Interesting, indeed.
MK: as a surgeon, what do you think pathologists could be doing differently? I am not talking about the typical TAT (turn around time) issues which always vex, but if YOU as a surgeon could build the department, how would you do it?
– Madhu
There are lots of little details but I certainly wouldn’t try to deal with a whole department. First of all, I don’t know how your workflow goes. How many times do you walk back and forth to and from one spot. That sort of thing.
We actually had a problem with surgical specimens getting lost. It happened to me twice and one of those times was the axillary specimen from a young woman with breast cancer. It turned out that the system hadn’t been looked at in years and had developed, as these things do, by accident. The immediate response from the OR supervisor was to punish the two nurses in the room. “The floggings will continue until…”
We actually traced it to the interface between OR and lab. There was no good system of logging times and who did what. Of course, this put the pathology department into a defensive crouch.
Paul Bataldan, who runs, or ran, the quality analysis shop at Dartmouth had a saying, “Every system is perfectly designed to get the results it gets.”
Oy, tell me about it.
I walk around a lot – in private labs the pathologist doesn’t do that much because the group wants to keep the “eyeballs on the scope.” In teaching hospitals, a central administrator may try to keep costs down by cutting ancillary staff, which means the docs end up doing the ancillary work, like answering non-physician phone calls (things that don’t require physician input) and looking up their own old reports and slides. TAT increase and fewer cases (billable cases) are seen per day.
I’m gonna do a little study based on what you’ve written.
– Madhu
(My question was kind of rhetorical, too. I’ve said what I thought would improve things in other hospitals I’ve worked at, had good responses, and then nothing happens. Nothing ever happens. One hospital administrator arbitrarily and unilaterally changed our pathology requisitions – specially designed for my specialty by my colleagues and I to facilitate better care – because “the reqs should all look the same.” I am not making this up.)
As I’m sure you know, administrators are the enemy. The lay public thinks it’s disease but we know better. They, of course, reciprocate with bells on.
I took a lean course in Nashville a couple of years ago. I was working at the time with a group that had done industrial CQI coaching and wanted to get into healthcare. I was recommended and I spent a few months with them until they realized that they didn’t know squat about health care.
Anyway, we were all at this meeting in a hotel in Nashville. It became lunch time.
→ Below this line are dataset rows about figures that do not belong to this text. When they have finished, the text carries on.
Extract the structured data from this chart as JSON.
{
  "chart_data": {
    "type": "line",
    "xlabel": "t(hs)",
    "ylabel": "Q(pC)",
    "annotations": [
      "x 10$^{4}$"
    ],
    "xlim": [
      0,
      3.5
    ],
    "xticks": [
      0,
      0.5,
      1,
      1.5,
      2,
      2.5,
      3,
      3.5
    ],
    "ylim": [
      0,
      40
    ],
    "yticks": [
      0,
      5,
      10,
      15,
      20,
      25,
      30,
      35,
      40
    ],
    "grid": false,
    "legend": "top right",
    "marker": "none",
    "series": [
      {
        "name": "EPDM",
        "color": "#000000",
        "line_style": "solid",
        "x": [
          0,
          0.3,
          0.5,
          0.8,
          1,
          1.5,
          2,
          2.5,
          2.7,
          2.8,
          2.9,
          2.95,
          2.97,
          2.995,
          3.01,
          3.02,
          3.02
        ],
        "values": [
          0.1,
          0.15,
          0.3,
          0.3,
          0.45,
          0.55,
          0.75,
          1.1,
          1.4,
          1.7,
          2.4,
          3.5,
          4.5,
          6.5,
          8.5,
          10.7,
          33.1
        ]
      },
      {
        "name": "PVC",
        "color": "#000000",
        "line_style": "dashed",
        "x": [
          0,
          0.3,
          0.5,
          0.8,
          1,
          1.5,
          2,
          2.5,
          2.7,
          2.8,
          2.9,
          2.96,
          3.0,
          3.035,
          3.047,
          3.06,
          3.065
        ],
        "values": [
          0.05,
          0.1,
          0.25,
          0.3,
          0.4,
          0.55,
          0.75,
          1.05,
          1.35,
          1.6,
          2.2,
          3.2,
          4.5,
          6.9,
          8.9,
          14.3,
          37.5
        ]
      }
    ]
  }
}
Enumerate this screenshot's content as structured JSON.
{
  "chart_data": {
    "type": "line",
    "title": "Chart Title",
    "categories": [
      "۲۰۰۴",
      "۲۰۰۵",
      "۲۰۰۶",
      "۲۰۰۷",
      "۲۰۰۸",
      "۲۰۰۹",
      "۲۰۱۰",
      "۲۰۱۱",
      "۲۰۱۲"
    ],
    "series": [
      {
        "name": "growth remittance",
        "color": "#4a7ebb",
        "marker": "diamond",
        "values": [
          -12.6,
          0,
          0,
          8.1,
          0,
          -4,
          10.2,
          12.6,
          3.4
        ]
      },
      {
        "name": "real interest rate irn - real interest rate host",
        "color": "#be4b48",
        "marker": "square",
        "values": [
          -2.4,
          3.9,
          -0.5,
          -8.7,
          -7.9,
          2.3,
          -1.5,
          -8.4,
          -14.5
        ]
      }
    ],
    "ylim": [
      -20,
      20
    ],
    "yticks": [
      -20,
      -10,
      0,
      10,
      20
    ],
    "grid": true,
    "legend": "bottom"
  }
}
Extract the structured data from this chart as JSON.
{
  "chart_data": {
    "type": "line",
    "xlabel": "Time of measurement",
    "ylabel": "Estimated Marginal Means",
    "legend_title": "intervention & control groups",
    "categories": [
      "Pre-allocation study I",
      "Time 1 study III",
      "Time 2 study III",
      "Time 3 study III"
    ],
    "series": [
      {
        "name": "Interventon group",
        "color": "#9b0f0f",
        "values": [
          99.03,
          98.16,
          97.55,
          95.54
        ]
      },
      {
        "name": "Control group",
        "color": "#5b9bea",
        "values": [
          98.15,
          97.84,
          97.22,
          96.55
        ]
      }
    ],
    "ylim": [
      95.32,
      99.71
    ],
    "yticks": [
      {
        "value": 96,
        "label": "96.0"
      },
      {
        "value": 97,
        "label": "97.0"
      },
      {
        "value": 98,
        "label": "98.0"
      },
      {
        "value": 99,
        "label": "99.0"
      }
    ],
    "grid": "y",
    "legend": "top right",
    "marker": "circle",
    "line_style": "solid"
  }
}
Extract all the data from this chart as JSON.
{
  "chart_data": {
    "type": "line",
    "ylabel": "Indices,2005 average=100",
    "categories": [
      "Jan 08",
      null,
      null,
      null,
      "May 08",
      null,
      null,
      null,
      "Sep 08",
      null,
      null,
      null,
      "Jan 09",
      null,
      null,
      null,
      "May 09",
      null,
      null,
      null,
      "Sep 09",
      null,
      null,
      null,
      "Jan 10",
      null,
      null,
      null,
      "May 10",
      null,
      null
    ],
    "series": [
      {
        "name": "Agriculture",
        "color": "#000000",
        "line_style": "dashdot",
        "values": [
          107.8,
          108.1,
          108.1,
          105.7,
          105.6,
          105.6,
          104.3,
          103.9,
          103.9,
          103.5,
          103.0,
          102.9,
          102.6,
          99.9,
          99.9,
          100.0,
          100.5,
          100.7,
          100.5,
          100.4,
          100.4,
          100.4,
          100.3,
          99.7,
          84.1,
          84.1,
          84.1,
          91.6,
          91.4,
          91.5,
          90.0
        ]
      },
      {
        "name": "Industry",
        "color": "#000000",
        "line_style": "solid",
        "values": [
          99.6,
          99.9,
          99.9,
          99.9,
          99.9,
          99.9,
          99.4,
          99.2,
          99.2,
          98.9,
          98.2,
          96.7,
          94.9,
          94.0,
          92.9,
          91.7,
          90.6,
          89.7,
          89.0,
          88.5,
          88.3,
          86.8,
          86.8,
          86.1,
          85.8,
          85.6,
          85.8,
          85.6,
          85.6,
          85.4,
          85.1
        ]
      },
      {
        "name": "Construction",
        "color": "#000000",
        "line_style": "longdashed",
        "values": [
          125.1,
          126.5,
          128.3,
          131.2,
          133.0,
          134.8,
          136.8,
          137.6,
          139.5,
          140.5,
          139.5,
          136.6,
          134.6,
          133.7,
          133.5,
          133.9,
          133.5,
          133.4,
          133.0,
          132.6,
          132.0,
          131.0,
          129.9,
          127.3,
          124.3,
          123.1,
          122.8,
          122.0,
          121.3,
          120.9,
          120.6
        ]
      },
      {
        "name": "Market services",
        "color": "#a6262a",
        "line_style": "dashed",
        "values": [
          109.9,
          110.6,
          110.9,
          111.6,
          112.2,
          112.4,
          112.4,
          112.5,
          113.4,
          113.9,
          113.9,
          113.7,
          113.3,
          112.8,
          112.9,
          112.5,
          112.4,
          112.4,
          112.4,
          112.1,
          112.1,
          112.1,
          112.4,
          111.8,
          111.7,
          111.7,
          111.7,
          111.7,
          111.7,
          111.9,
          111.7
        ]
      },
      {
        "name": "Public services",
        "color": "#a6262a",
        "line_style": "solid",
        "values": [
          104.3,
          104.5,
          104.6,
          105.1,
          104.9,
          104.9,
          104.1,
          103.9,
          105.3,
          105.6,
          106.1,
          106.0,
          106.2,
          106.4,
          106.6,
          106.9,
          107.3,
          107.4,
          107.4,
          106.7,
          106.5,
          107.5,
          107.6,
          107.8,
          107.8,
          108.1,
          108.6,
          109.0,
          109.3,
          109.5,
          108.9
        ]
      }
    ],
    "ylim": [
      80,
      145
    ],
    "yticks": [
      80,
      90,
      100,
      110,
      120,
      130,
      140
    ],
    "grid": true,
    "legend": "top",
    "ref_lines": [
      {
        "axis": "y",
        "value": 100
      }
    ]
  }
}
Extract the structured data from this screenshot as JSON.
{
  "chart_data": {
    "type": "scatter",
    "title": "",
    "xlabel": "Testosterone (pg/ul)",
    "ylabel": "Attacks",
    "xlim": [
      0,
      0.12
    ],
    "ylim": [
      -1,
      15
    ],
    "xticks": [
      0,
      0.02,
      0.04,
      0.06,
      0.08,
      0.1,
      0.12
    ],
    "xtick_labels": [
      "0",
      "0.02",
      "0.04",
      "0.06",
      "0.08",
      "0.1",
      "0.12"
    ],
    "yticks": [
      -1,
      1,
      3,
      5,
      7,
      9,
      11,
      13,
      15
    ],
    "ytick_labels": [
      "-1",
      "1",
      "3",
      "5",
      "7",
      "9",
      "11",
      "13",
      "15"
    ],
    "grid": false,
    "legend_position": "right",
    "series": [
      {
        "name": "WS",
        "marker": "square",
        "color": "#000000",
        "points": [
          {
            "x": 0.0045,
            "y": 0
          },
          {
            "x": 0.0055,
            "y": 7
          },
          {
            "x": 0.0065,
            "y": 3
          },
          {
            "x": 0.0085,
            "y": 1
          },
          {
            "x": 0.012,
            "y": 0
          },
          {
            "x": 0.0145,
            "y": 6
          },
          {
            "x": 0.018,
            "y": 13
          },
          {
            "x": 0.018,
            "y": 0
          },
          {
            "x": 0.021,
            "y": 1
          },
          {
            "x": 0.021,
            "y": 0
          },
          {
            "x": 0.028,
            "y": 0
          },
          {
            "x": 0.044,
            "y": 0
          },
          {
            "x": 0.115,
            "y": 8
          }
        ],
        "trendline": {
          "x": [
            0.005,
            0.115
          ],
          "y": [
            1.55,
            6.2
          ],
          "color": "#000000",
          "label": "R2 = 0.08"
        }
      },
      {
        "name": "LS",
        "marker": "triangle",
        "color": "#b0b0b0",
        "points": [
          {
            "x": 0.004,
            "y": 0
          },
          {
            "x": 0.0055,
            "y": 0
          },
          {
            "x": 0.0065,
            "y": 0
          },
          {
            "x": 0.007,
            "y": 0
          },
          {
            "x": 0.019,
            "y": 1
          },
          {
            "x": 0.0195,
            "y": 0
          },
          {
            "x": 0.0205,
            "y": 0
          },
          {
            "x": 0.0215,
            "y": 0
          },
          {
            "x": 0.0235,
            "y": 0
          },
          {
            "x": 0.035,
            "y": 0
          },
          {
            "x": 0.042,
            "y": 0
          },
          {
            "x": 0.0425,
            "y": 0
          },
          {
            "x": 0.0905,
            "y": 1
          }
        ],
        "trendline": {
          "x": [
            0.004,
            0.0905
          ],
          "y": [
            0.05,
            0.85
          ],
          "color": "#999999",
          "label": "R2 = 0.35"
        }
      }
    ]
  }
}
Everybody started getting up to go to lunch. I got up and picked up my laptop to take it with me. A couple said “Oh, that’s OK. They lock the doors at lunch. It’s safe.” I took it with me quietly. We came back after lunch and the laptops were gone. One fellow who, I think, had double PhDs and was the resident wizard for somebody, started tearing his hair out and told us he didn’t have anything on his missing laptop backed up !
Well, I quietly drifted away from that bunch. Doctors and airplane pilots probably have the deepest respect for the bad things that can happen. The surgeon who I first started in practice with, before I moved to Orange County, used to say, “Show me an optimistic surgeon and I’ll show you a surgeon with a lot of complications.”